This Strange Headset Lets You Interact with Digital Devices Simply By Reading Your Mind

Researchers at MIT have developed a headset that can read the words you’re picturing in your mind so that you can interact with digital devices and virtual assistants, like Siri and Alexa, without actually speaking.

When you think about saying a word, your brain sends signals to your face muscles to prepare them for the upcoming vocalization. The device works by reading these so-called sub-vocalizations, otherwise known as “silent speech.”

Electrodes in the headset track these neuromuscular signals in the jaw and face. They are then deciphered by a machine-learning system—which has been taught to associate certain signals with certain words—and sent to a connected device as a set of instructions.

The MIT researchers presented a paper describing the device, known as AlterEgo, at the Association for Computing Machinery’s ACM Intelligent User Interface 2018 conference in Japan.

The motivation for creating AlterEgo was to develop an “intelligence-augmentation device,” according to Arnav Kapur, project lead researcher from the MIT Media Lab.

MIT-Silent-Speech_0 Arnav Kapur, a researcher at the MIT Media Lab, demonstrates the AlterEgo device. Lorrie Lejeune/MIT

"Our idea was: Could we have a computing platform that's more internal, that melds human and machine in some ways and that feels like an internal extension of our own cognition?" he said in a press release.

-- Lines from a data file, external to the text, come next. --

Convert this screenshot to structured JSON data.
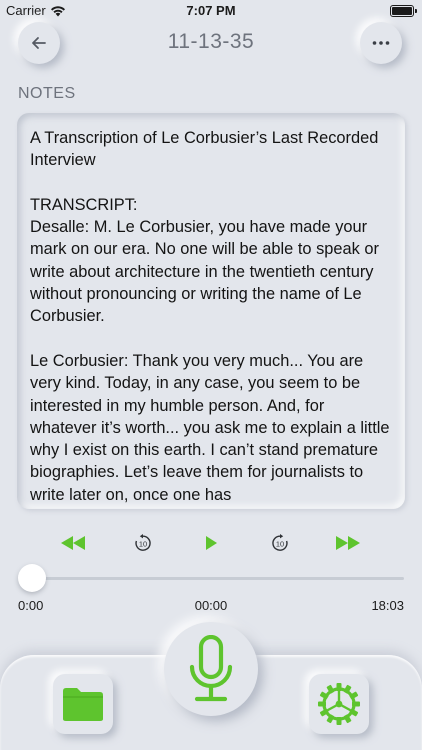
{
  "status_bar": {
    "carrier": "Carrier",
    "time": "7:07 PM",
    "icons": [
      "wifi-icon",
      "battery-icon"
    ]
  },
  "header": {
    "title": "11-13-35",
    "back_icon": "arrow-left-icon",
    "more_icon": "ellipsis-icon"
  },
  "notes": {
    "label": "NOTES",
    "text": "A Transcription of Le Corbusier’s Last Recorded Interview\n\nTRANSCRIPT:\nDesalle: M. Le Corbusier, you have made your mark on our era. No one will be able to speak or write about architecture in the twentieth century without pronouncing or writing the name of Le Corbusier.\n\nLe Corbusier: Thank you very much... You are very kind. Today, in any case, you seem to be interested in my humble person. And, for whatever it’s worth... you ask me to explain a little why I exist on this earth. I can’t stand premature biographies. Let’s leave them for journalists to write later on, once one has"
  },
  "player": {
    "controls": [
      "rewind-icon",
      "skip-back-10-icon",
      "play-icon",
      "skip-forward-10-icon",
      "fast-forward-icon"
    ],
    "skip_seconds": "10",
    "position_fraction": 0,
    "elapsed": "0:00",
    "current": "00:00",
    "duration": "18:03"
  },
  "bottom_bar": {
    "icons": [
      "folder-icon",
      "microphone-icon",
      "settings-gear-icon"
    ]
  },
  "colors": {
    "background": "#e3e6ec",
    "accent_green": "#5ec42e",
    "muted_text": "#6e737d"
  }
}
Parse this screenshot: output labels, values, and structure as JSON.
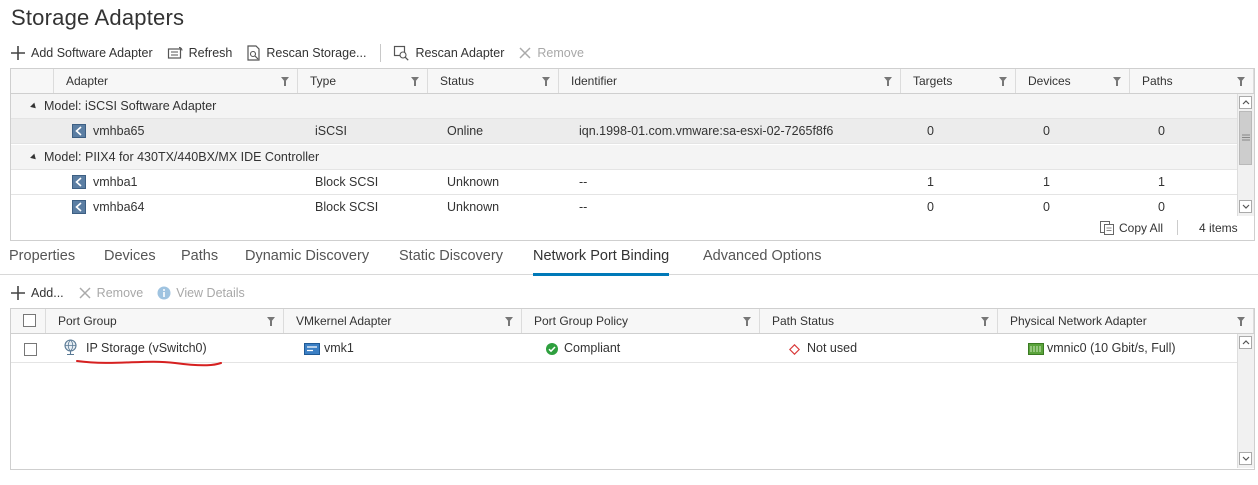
{
  "page": {
    "title": "Storage Adapters"
  },
  "toolbar": {
    "add_software_adapter": "Add Software Adapter",
    "refresh": "Refresh",
    "rescan_storage": "Rescan Storage...",
    "rescan_adapter": "Rescan Adapter",
    "remove": "Remove"
  },
  "adapters_table": {
    "columns": [
      "Adapter",
      "Type",
      "Status",
      "Identifier",
      "Targets",
      "Devices",
      "Paths"
    ],
    "groups": [
      {
        "label": "Model: iSCSI Software Adapter",
        "rows": [
          {
            "adapter": "vmhba65",
            "type": "iSCSI",
            "status": "Online",
            "identifier": "iqn.1998-01.com.vmware:sa-esxi-02-7265f8f6",
            "targets": "0",
            "devices": "0",
            "paths": "0"
          }
        ]
      },
      {
        "label": "Model: PIIX4 for 430TX/440BX/MX IDE Controller",
        "rows": [
          {
            "adapter": "vmhba1",
            "type": "Block SCSI",
            "status": "Unknown",
            "identifier": "--",
            "targets": "1",
            "devices": "1",
            "paths": "1"
          },
          {
            "adapter": "vmhba64",
            "type": "Block SCSI",
            "status": "Unknown",
            "identifier": "--",
            "targets": "0",
            "devices": "0",
            "paths": "0"
          }
        ]
      }
    ],
    "footer": {
      "copy_all": "Copy All",
      "item_count": "4 items"
    }
  },
  "tabs": [
    "Properties",
    "Devices",
    "Paths",
    "Dynamic Discovery",
    "Static Discovery",
    "Network Port Binding",
    "Advanced Options"
  ],
  "active_tab": "Network Port Binding",
  "binding_toolbar": {
    "add": "Add...",
    "remove": "Remove",
    "view_details": "View Details"
  },
  "binding_table": {
    "columns": [
      "Port Group",
      "VMkernel Adapter",
      "Port Group Policy",
      "Path Status",
      "Physical Network Adapter"
    ],
    "rows": [
      {
        "port_group": "IP Storage (vSwitch0)",
        "vmkernel_adapter": "vmk1",
        "port_group_policy": "Compliant",
        "path_status": "Not used",
        "physical_adapter": "vmnic0 (10 Gbit/s, Full)"
      }
    ]
  },
  "colors": {
    "accent": "#0079b8",
    "compliant": "#2e9f3e",
    "not_used": "#d93a3a",
    "annotation": "#d62020"
  }
}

AlterEgo also includes bone-conduction headphones that transmit sound through the bone of the skull, rather than through the ears, enabling the wearer to receive audio from a connected device, while still being able to hear the world around them.

Getting the device to understand speech involves teaching the machine-learning system to associate certain neuromuscular signals with certain words. So the team asked volunteers to wear the device while carrying out simple tasks that only required a limited vocabulary of around 20 words. For example, in one task, a user was asked to report chess moves by issuing subvocal commands.

At present, the prototype is still in its early stages, and so its comprehension is still limited. However, the more training it undergoes, the more advanced the system will become. The researchers hope that it will soon be able to understand full conversations.

Once this is achieved, the device could potentially be used by people to communicate with each other without speaking, using only the power of thought. Aside from consumer products, this could make the technology useful for communication in high-noise environments or situations where being silent is necessary. It may also be able to enable those who are unable to speak, for various medical reasons, to communicate.